Fin del plazo de la concesión

“Lo que se espera es que, de mínima, tengamos un tiempo de transición que ya incluya al Estado en el proceso. Que se haga una prórroga de transición donde el Estado vaya tomando control sobre lo que ocurre para ir avanzando en una, si es necesaria, licitación transitoria: hacerla, sobre la base de, por ejemplo, recuperar el peaje, para con ese peaje avanzar en el control del dragado y balizamiento de manera inmediata y en el marco de la creación de una empresa estatal que tenga control sobre esto. De hecho, además, es la empresa estatal que se había conformado con el conjunto de las provincias involucradas más el Estado nacional en agosto del 2020, por lo que todos estábamos muy contentos con esa decisión del gobierno nacional, y que luego, extrañamente meses después, aparece este Decreto 949 que le delegaba al Ministerio de Transporte todo el control de la situación y desplazaba a esta empresa que, me parece, era la más adecuada para tener control sobre la red troncal fluvial. Al mismo tiempo ese Decreto señalaba la postergación por enésima vez de la construcción del canal Magdalena, que es absolutamente imprescindible y va asociado a esta historia, porque implica la posibilidad de que todo el tránsito de mercaderías que salen de la Argentina salgan hacia al Río de La Plata y al océano por aguas argentinas, y no que tengan que pasar por el puerto de Montevideo, lo cual habilita todos los mecanismos de triangulación que, de alguna manera, dan por resultado procesos de subfacturación de exportaciones, de pérdidas de divisas y de recaudación. Eso está favorecido por eso, amén de que eso desintegra a la Argentina”.

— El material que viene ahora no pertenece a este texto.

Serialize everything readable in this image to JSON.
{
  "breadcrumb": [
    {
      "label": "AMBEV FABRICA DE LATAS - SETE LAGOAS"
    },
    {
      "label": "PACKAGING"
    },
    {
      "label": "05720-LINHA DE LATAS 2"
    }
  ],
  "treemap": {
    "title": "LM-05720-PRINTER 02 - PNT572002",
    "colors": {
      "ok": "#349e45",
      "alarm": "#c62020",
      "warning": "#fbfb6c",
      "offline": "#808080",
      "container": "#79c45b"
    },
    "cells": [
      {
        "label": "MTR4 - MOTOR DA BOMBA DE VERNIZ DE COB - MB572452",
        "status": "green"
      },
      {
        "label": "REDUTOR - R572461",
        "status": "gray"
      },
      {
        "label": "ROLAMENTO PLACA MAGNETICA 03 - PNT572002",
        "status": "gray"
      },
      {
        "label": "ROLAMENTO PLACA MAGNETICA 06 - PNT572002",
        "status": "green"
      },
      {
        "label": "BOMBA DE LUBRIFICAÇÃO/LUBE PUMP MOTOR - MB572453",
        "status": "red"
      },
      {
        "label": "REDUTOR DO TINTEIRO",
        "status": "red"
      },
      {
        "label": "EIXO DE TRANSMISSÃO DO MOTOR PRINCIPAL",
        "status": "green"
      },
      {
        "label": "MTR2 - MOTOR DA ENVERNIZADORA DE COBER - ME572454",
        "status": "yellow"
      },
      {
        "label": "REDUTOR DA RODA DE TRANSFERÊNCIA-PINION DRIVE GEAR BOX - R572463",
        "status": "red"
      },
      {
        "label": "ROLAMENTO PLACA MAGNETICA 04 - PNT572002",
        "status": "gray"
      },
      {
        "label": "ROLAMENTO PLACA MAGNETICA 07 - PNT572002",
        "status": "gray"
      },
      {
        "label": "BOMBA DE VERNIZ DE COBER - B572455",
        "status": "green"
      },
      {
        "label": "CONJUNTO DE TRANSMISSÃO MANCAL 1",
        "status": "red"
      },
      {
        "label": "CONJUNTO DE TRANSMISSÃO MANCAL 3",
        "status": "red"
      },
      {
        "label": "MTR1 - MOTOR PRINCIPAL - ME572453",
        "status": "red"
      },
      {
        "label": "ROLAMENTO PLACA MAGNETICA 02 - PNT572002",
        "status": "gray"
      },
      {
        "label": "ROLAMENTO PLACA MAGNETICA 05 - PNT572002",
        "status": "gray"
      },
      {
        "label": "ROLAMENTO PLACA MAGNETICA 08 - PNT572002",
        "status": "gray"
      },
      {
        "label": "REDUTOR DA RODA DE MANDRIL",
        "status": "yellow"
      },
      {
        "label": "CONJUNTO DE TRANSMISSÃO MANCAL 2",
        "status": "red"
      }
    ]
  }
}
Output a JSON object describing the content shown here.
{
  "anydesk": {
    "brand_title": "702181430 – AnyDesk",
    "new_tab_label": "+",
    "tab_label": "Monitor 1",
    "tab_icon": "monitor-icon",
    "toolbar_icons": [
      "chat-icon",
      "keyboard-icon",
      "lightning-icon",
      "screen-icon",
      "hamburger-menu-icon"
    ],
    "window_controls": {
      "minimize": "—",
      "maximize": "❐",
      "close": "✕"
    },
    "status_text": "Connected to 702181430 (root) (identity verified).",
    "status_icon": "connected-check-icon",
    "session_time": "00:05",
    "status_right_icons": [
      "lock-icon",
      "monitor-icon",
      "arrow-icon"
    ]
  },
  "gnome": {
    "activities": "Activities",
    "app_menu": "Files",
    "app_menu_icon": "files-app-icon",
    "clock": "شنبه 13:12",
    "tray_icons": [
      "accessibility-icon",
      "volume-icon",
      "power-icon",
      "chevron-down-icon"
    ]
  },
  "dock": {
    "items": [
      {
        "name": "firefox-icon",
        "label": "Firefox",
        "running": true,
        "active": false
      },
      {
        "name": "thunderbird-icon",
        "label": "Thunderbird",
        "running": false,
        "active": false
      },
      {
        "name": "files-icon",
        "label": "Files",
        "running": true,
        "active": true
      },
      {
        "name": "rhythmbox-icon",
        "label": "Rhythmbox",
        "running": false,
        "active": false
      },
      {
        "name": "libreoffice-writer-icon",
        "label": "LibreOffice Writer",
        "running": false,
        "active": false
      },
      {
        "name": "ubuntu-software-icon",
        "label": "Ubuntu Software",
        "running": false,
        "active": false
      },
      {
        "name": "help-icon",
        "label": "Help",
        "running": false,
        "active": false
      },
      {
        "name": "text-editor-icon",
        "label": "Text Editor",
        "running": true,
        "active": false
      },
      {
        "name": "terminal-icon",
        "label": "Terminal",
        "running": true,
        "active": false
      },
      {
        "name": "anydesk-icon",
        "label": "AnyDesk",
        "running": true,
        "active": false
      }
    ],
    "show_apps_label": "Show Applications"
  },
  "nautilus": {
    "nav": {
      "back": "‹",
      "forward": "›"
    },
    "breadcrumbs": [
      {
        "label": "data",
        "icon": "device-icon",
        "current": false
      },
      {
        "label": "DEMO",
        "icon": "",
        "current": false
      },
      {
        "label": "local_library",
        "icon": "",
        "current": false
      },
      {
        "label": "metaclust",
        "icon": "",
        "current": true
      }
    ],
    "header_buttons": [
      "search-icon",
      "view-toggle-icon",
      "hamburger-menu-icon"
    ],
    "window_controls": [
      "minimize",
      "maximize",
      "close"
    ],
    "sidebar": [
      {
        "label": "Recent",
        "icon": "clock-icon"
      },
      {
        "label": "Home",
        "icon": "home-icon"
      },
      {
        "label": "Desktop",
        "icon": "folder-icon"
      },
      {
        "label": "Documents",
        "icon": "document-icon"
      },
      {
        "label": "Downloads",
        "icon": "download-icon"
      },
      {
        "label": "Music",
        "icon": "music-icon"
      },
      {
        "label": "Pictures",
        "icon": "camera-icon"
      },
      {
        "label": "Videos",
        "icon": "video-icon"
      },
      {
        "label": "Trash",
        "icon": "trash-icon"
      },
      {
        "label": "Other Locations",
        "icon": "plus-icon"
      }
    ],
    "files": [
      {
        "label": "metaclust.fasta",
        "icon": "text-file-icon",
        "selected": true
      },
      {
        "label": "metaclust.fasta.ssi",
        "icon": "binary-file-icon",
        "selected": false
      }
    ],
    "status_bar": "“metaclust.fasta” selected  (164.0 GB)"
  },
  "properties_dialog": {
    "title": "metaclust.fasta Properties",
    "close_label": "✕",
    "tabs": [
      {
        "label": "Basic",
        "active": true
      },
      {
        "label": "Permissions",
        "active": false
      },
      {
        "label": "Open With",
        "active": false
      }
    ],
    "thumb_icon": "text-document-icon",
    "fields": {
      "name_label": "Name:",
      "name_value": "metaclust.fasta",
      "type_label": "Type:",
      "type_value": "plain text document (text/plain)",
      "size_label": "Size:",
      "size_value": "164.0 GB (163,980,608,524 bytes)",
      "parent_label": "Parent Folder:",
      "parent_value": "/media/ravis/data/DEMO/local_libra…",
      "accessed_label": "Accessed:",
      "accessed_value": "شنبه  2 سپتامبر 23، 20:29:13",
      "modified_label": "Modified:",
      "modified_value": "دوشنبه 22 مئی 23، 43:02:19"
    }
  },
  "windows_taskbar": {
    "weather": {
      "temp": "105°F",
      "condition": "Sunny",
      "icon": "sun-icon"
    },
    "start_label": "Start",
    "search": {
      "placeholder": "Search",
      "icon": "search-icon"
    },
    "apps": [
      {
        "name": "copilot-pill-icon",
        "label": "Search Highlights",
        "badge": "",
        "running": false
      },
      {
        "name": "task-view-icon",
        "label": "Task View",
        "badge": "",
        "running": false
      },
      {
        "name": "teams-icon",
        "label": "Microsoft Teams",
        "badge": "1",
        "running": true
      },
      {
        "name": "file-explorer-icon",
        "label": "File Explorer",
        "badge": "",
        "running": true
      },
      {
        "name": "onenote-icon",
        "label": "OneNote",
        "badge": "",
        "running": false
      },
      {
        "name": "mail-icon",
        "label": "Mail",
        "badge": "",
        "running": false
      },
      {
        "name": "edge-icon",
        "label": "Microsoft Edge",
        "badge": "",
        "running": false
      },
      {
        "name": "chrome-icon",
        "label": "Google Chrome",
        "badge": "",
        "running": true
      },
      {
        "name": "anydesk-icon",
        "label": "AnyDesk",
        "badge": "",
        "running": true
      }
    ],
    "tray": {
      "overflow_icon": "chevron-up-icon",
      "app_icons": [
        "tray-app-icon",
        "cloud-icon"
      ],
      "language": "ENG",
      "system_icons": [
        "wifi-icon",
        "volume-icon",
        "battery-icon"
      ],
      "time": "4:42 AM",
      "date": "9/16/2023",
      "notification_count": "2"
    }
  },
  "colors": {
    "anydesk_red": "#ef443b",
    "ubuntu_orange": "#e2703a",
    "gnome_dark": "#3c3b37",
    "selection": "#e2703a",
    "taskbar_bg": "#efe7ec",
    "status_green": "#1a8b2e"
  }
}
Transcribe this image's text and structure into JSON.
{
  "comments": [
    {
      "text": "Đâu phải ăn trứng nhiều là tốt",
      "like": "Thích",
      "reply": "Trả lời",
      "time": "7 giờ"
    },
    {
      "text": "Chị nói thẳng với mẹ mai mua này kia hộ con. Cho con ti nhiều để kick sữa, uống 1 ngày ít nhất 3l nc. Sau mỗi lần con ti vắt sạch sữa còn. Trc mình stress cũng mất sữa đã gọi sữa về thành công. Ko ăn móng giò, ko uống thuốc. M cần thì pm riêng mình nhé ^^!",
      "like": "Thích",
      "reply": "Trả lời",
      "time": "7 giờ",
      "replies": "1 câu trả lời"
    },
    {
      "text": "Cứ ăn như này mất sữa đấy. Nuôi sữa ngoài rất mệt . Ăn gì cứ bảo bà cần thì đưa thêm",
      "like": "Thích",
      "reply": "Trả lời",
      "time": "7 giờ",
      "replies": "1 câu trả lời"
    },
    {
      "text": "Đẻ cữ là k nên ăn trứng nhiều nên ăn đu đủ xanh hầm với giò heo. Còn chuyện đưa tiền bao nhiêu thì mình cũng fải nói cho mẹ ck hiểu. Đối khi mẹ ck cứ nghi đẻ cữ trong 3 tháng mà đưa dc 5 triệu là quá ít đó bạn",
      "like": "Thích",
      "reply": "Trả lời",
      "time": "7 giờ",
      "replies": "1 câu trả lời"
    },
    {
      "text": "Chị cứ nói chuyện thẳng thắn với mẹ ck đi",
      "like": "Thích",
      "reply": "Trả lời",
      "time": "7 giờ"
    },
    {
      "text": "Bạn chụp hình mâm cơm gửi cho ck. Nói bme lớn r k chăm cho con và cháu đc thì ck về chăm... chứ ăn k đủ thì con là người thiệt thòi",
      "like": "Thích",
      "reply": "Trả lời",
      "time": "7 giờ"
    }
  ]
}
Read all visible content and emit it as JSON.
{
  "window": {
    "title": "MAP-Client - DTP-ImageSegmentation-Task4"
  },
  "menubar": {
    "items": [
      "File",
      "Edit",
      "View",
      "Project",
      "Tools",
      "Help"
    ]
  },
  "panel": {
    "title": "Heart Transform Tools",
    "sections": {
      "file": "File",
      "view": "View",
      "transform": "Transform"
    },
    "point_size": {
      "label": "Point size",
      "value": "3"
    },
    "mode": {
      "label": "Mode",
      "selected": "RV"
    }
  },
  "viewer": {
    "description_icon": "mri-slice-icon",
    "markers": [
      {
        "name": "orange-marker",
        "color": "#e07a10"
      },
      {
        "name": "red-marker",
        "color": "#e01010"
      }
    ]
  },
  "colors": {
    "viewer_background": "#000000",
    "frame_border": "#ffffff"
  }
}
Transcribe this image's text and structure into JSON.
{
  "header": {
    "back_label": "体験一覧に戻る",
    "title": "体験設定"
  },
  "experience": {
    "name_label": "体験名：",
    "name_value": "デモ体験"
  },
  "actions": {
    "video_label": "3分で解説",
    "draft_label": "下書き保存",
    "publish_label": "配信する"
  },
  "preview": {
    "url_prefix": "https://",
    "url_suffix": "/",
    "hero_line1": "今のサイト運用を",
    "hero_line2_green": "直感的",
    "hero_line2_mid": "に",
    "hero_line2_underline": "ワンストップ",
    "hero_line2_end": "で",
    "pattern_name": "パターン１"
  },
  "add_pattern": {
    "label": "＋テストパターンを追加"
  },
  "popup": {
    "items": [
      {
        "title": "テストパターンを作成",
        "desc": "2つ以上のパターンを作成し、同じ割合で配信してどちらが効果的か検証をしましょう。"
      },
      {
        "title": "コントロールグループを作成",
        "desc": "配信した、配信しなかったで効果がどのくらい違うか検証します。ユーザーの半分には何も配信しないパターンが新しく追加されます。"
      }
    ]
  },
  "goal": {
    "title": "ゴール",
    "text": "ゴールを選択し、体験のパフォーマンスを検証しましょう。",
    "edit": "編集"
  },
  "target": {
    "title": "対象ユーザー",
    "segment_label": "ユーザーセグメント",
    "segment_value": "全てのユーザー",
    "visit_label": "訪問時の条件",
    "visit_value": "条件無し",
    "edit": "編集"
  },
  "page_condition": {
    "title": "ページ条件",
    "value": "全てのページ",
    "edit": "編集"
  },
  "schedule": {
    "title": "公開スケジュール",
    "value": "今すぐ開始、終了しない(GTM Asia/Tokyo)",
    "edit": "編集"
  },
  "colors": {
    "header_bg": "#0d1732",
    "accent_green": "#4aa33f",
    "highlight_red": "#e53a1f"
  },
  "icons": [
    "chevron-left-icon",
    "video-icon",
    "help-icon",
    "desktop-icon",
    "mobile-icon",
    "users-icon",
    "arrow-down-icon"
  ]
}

“Nosotros no podemos vincular los puertos fluviales con los puertos marítimos. Para ir de Bahía Blanca al Paraná un barco tiene que pasar por Montevideo, es un verdadero despropósito. Hace que todos los buques que tienen que esperar para entrar al Paraná, lo tengan que hacer en el puerto de Montevideo, consumiendo toda la logística y servicios allí, cuando podrían hacerlo en los puertos de Buenos Aires. Todo esto está mal hecho y por lo tanto hay que corregirlo”.